I'm happy to say that I finally quieted that voice, walked by that bus stop sign and headed back down the trail knowing good and well that I would struggle immensely and that I wanted to do this for myself. About 20 minutes later, I regretted said decision. My inner voice had gotten the best of me and I wanted to quit. This is no different than my current health journey in that at every milestone, every non-scale victory, I spend about a minute feeling proud and satisfied before already freaking myself out over the next phase of my journey and convincing myself that I just can't do it. And this is where it ends. That mountain was the final page of that story.


Recent history tells me that I can climb that mountain.. and I can climb back down, no matter how treacherous the trail. Recent history also tells me that I have come such a long way and that I have so much to be proud about.

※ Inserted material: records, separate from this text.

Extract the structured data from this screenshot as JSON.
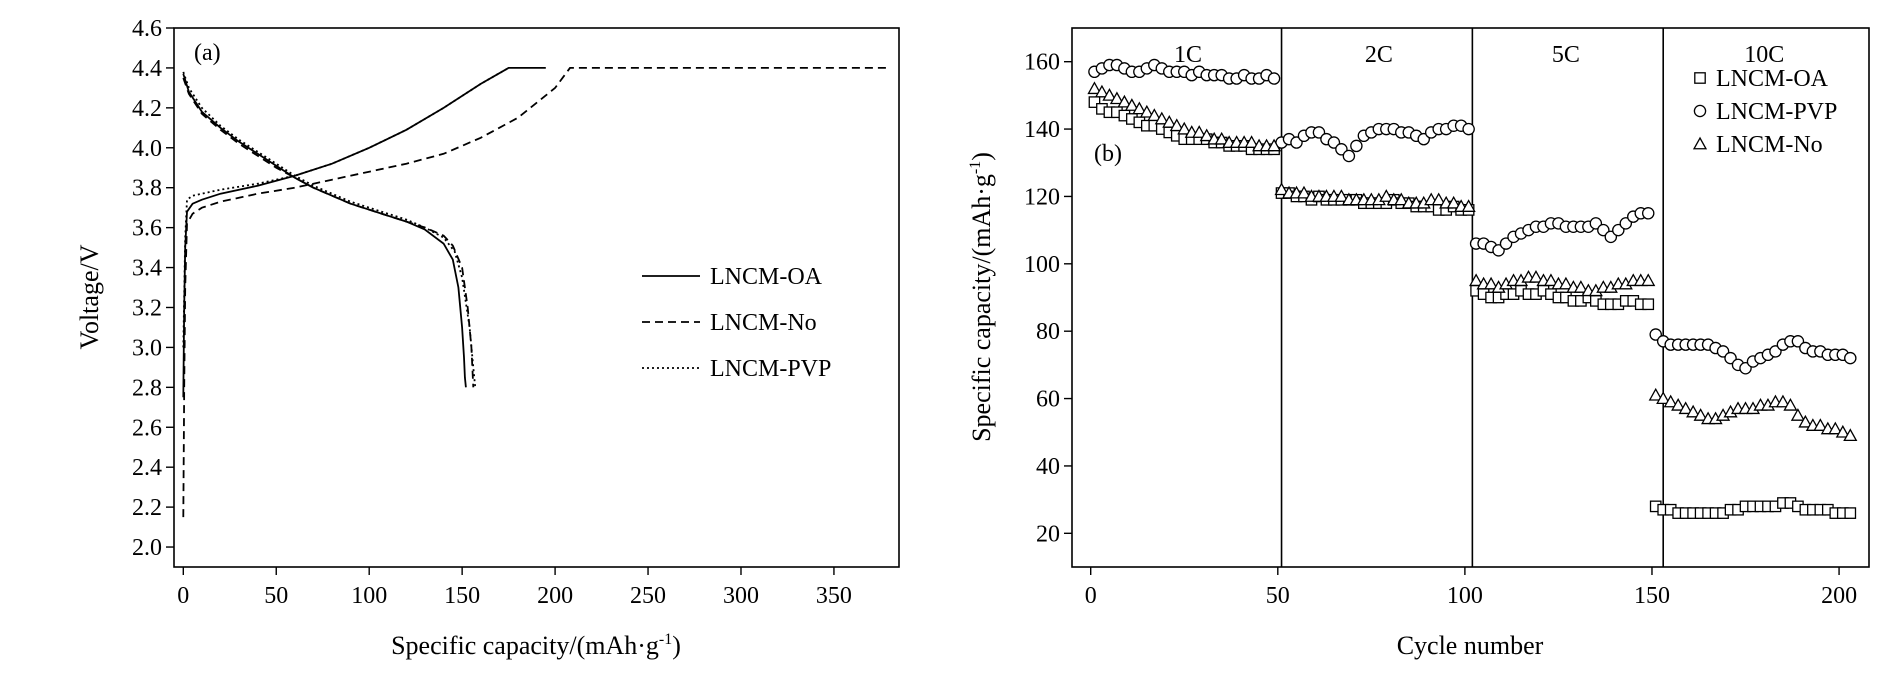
{
  "chart_data": [
    {
      "panel_tag": "(a)",
      "type": "line",
      "xlabel": "Specific capacity/(mAh·g",
      "xlabel_sup": "-1",
      "xlabel_tail": ")",
      "ylabel": "Voltage/V",
      "xlim": [
        -5,
        385
      ],
      "ylim": [
        1.9,
        4.6
      ],
      "xticks": [
        0,
        50,
        100,
        150,
        200,
        250,
        300,
        350
      ],
      "yticks": [
        2.0,
        2.2,
        2.4,
        2.6,
        2.8,
        3.0,
        3.2,
        3.4,
        3.6,
        3.8,
        4.0,
        4.2,
        4.4,
        4.6
      ],
      "ytick_labels": [
        "2.0",
        "2.2",
        "2.4",
        "2.6",
        "2.8",
        "3.0",
        "3.2",
        "3.4",
        "3.6",
        "3.8",
        "4.0",
        "4.2",
        "4.4",
        "4.6"
      ],
      "legend_position": "center-right",
      "series": [
        {
          "name": "LNCM-OA",
          "dash": "solid",
          "charge": {
            "x": [
              0,
              0.5,
              1,
              2,
              5,
              10,
              20,
              40,
              60,
              80,
              100,
              120,
              140,
              160,
              175,
              178,
              195
            ],
            "y": [
              2.75,
              3.2,
              3.5,
              3.68,
              3.72,
              3.74,
              3.77,
              3.81,
              3.86,
              3.92,
              4.0,
              4.09,
              4.2,
              4.32,
              4.4,
              4.4,
              4.4
            ]
          },
          "discharge": {
            "x": [
              0,
              3,
              10,
              20,
              30,
              40,
              50,
              60,
              70,
              80,
              90,
              100,
              110,
              120,
              130,
              140,
              145,
              148,
              150,
              151,
              151.5,
              152
            ],
            "y": [
              4.37,
              4.28,
              4.18,
              4.1,
              4.03,
              3.97,
              3.91,
              3.85,
              3.8,
              3.76,
              3.72,
              3.69,
              3.66,
              3.63,
              3.59,
              3.52,
              3.44,
              3.3,
              3.1,
              2.95,
              2.85,
              2.8
            ]
          }
        },
        {
          "name": "LNCM-No",
          "dash": "dashed",
          "charge": {
            "x": [
              0,
              0.5,
              1,
              2,
              5,
              10,
              20,
              40,
              60,
              80,
              100,
              120,
              140,
              160,
              180,
              200,
              208,
              378
            ],
            "y": [
              2.15,
              2.8,
              3.3,
              3.62,
              3.67,
              3.7,
              3.73,
              3.77,
              3.8,
              3.84,
              3.88,
              3.92,
              3.97,
              4.05,
              4.15,
              4.3,
              4.4,
              4.4
            ]
          },
          "discharge": {
            "x": [
              0,
              3,
              10,
              20,
              30,
              40,
              50,
              60,
              70,
              80,
              90,
              100,
              110,
              120,
              130,
              140,
              145,
              150,
              153,
              155,
              156
            ],
            "y": [
              4.35,
              4.27,
              4.17,
              4.09,
              4.02,
              3.96,
              3.9,
              3.85,
              3.8,
              3.76,
              3.72,
              3.69,
              3.66,
              3.63,
              3.6,
              3.56,
              3.51,
              3.4,
              3.2,
              3.0,
              2.8
            ]
          }
        },
        {
          "name": "LNCM-PVP",
          "dash": "dotted",
          "charge": {
            "x": [
              0,
              1,
              2,
              5,
              10,
              20,
              40,
              60,
              80,
              100,
              120,
              140,
              160,
              175
            ],
            "y": [
              3.0,
              3.55,
              3.74,
              3.76,
              3.77,
              3.79,
              3.82,
              3.86,
              3.92,
              4.0,
              4.09,
              4.2,
              4.32,
              4.4
            ]
          },
          "discharge": {
            "x": [
              0,
              3,
              10,
              20,
              30,
              40,
              50,
              60,
              70,
              80,
              90,
              100,
              110,
              120,
              130,
              140,
              146,
              150,
              154,
              156,
              157
            ],
            "y": [
              4.38,
              4.3,
              4.2,
              4.11,
              4.04,
              3.98,
              3.92,
              3.86,
              3.81,
              3.77,
              3.73,
              3.7,
              3.67,
              3.64,
              3.6,
              3.55,
              3.48,
              3.35,
              3.1,
              2.9,
              2.8
            ]
          }
        }
      ]
    },
    {
      "panel_tag": "(b)",
      "type": "scatter",
      "xlabel": "Cycle number",
      "ylabel": "Specific capacity/(mAh·g",
      "ylabel_sup": "-1",
      "ylabel_tail": ")",
      "xlim": [
        -5,
        208
      ],
      "ylim": [
        10,
        170
      ],
      "xticks": [
        0,
        50,
        100,
        150,
        200
      ],
      "yticks": [
        20,
        40,
        60,
        80,
        100,
        120,
        140,
        160
      ],
      "rate_dividers": [
        51,
        102,
        153
      ],
      "rate_labels": [
        {
          "text": "1C",
          "x": 26
        },
        {
          "text": "2C",
          "x": 77
        },
        {
          "text": "5C",
          "x": 127
        },
        {
          "text": "10C",
          "x": 180
        }
      ],
      "legend_position": "top-right",
      "series": [
        {
          "name": "LNCM-OA",
          "marker": "square",
          "x": [
            1,
            3,
            5,
            7,
            9,
            11,
            13,
            15,
            17,
            19,
            21,
            23,
            25,
            27,
            29,
            31,
            33,
            35,
            37,
            39,
            41,
            43,
            45,
            47,
            49,
            51,
            53,
            55,
            57,
            59,
            61,
            63,
            65,
            67,
            69,
            71,
            73,
            75,
            77,
            79,
            81,
            83,
            85,
            87,
            89,
            91,
            93,
            95,
            97,
            99,
            101,
            103,
            105,
            107,
            109,
            111,
            113,
            115,
            117,
            119,
            121,
            123,
            125,
            127,
            129,
            131,
            133,
            135,
            137,
            139,
            141,
            143,
            145,
            147,
            149,
            151,
            153,
            155,
            157,
            159,
            161,
            163,
            165,
            167,
            169,
            171,
            173,
            175,
            177,
            179,
            181,
            183,
            185,
            187,
            189,
            191,
            193,
            195,
            197,
            199,
            201,
            203
          ],
          "y": [
            148,
            146,
            145,
            145,
            144,
            143,
            142,
            141,
            141,
            140,
            139,
            138,
            137,
            137,
            137,
            137,
            136,
            136,
            135,
            135,
            135,
            134,
            134,
            134,
            134,
            121,
            121,
            120,
            120,
            119,
            120,
            119,
            119,
            119,
            119,
            119,
            118,
            118,
            118,
            118,
            119,
            118,
            118,
            117,
            117,
            117,
            116,
            116,
            117,
            116,
            116,
            92,
            91,
            90,
            90,
            91,
            91,
            92,
            91,
            91,
            92,
            91,
            90,
            90,
            89,
            89,
            90,
            89,
            88,
            88,
            88,
            89,
            89,
            88,
            88,
            28,
            27,
            27,
            26,
            26,
            26,
            26,
            26,
            26,
            26,
            27,
            27,
            28,
            28,
            28,
            28,
            28,
            29,
            29,
            28,
            27,
            27,
            27,
            27,
            26,
            26,
            26
          ]
        },
        {
          "name": "LNCM-PVP",
          "marker": "circle",
          "x": [
            1,
            3,
            5,
            7,
            9,
            11,
            13,
            15,
            17,
            19,
            21,
            23,
            25,
            27,
            29,
            31,
            33,
            35,
            37,
            39,
            41,
            43,
            45,
            47,
            49,
            51,
            53,
            55,
            57,
            59,
            61,
            63,
            65,
            67,
            69,
            71,
            73,
            75,
            77,
            79,
            81,
            83,
            85,
            87,
            89,
            91,
            93,
            95,
            97,
            99,
            101,
            103,
            105,
            107,
            109,
            111,
            113,
            115,
            117,
            119,
            121,
            123,
            125,
            127,
            129,
            131,
            133,
            135,
            137,
            139,
            141,
            143,
            145,
            147,
            149,
            151,
            153,
            155,
            157,
            159,
            161,
            163,
            165,
            167,
            169,
            171,
            173,
            175,
            177,
            179,
            181,
            183,
            185,
            187,
            189,
            191,
            193,
            195,
            197,
            199,
            201,
            203
          ],
          "y": [
            157,
            158,
            159,
            159,
            158,
            157,
            157,
            158,
            159,
            158,
            157,
            157,
            157,
            156,
            157,
            156,
            156,
            156,
            155,
            155,
            156,
            155,
            155,
            156,
            155,
            136,
            137,
            136,
            138,
            139,
            139,
            137,
            136,
            134,
            132,
            135,
            138,
            139,
            140,
            140,
            140,
            139,
            139,
            138,
            137,
            139,
            140,
            140,
            141,
            141,
            140,
            106,
            106,
            105,
            104,
            106,
            108,
            109,
            110,
            111,
            111,
            112,
            112,
            111,
            111,
            111,
            111,
            112,
            110,
            108,
            110,
            112,
            114,
            115,
            115,
            79,
            77,
            76,
            76,
            76,
            76,
            76,
            76,
            75,
            74,
            72,
            70,
            69,
            71,
            72,
            73,
            74,
            76,
            77,
            77,
            75,
            74,
            74,
            73,
            73,
            73,
            72
          ]
        },
        {
          "name": "LNCM-No",
          "marker": "triangle",
          "x": [
            1,
            3,
            5,
            7,
            9,
            11,
            13,
            15,
            17,
            19,
            21,
            23,
            25,
            27,
            29,
            31,
            33,
            35,
            37,
            39,
            41,
            43,
            45,
            47,
            49,
            51,
            53,
            55,
            57,
            59,
            61,
            63,
            65,
            67,
            69,
            71,
            73,
            75,
            77,
            79,
            81,
            83,
            85,
            87,
            89,
            91,
            93,
            95,
            97,
            99,
            101,
            103,
            105,
            107,
            109,
            111,
            113,
            115,
            117,
            119,
            121,
            123,
            125,
            127,
            129,
            131,
            133,
            135,
            137,
            139,
            141,
            143,
            145,
            147,
            149,
            151,
            153,
            155,
            157,
            159,
            161,
            163,
            165,
            167,
            169,
            171,
            173,
            175,
            177,
            179,
            181,
            183,
            185,
            187,
            189,
            191,
            193,
            195,
            197,
            199,
            201,
            203
          ],
          "y": [
            152,
            151,
            150,
            149,
            148,
            147,
            146,
            145,
            144,
            143,
            142,
            141,
            140,
            139,
            139,
            138,
            137,
            137,
            136,
            136,
            136,
            136,
            135,
            135,
            135,
            122,
            121,
            121,
            121,
            120,
            120,
            120,
            120,
            120,
            119,
            119,
            119,
            119,
            119,
            120,
            119,
            119,
            118,
            118,
            118,
            119,
            119,
            118,
            118,
            117,
            117,
            95,
            94,
            94,
            93,
            94,
            95,
            95,
            96,
            96,
            95,
            95,
            94,
            94,
            93,
            93,
            92,
            92,
            93,
            93,
            94,
            94,
            95,
            95,
            95,
            61,
            60,
            59,
            58,
            57,
            56,
            55,
            54,
            54,
            55,
            56,
            57,
            57,
            57,
            58,
            58,
            59,
            59,
            58,
            55,
            53,
            52,
            52,
            51,
            51,
            50,
            49
          ]
        }
      ]
    }
  ]
}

The kind of pride that should last not just for a minute, but maybe just long enough to get me to the next sweet victory or destination of my journey. 

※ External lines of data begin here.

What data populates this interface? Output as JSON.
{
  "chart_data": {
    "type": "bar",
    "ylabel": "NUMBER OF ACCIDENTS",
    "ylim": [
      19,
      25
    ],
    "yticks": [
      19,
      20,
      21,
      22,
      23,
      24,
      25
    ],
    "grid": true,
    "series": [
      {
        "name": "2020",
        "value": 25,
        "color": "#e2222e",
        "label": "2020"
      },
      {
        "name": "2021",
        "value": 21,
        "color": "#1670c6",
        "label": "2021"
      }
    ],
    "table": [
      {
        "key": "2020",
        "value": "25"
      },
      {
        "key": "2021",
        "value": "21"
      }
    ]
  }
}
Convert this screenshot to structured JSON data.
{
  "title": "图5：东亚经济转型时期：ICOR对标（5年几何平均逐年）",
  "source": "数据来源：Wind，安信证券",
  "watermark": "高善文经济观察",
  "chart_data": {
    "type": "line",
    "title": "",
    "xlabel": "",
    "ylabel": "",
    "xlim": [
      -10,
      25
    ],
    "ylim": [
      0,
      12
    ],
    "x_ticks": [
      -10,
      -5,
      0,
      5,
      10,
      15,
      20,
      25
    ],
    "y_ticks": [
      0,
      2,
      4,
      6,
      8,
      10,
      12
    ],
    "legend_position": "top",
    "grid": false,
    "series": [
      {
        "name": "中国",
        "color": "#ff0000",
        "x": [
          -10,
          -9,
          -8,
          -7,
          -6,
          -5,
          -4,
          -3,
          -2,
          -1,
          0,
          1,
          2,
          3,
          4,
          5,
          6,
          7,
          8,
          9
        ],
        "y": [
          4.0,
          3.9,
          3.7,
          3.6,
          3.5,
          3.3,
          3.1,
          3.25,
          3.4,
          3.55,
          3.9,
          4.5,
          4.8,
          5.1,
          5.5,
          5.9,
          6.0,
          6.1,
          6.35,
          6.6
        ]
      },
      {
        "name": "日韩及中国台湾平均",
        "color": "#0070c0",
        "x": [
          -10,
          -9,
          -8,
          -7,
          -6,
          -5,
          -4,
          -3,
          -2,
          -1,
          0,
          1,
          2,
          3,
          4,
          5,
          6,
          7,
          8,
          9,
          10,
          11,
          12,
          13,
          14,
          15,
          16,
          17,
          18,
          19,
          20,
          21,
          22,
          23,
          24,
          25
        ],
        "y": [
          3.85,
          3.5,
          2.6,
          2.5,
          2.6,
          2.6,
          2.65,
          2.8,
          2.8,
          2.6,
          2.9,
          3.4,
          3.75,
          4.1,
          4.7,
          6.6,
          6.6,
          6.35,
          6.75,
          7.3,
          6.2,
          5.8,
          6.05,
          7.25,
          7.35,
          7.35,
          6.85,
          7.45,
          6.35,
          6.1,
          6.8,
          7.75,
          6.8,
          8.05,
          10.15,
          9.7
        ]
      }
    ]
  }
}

Happy Wednesday, friends! I hope that whatever comes your way today, you know that you're not alone and that you can, in fact, continue to fight whatever battle you are so very tired of fighting. You are worth it. And you are braver than you think you are.

How do you quiet that little inner voice in your head that tells you that can't do something? I would love to hear from you guys. 



1 comment:

  1. This was so encouraging, and much needed in my life. Thanks for sharing Liz. You inspire me and I am so glad to call you friend!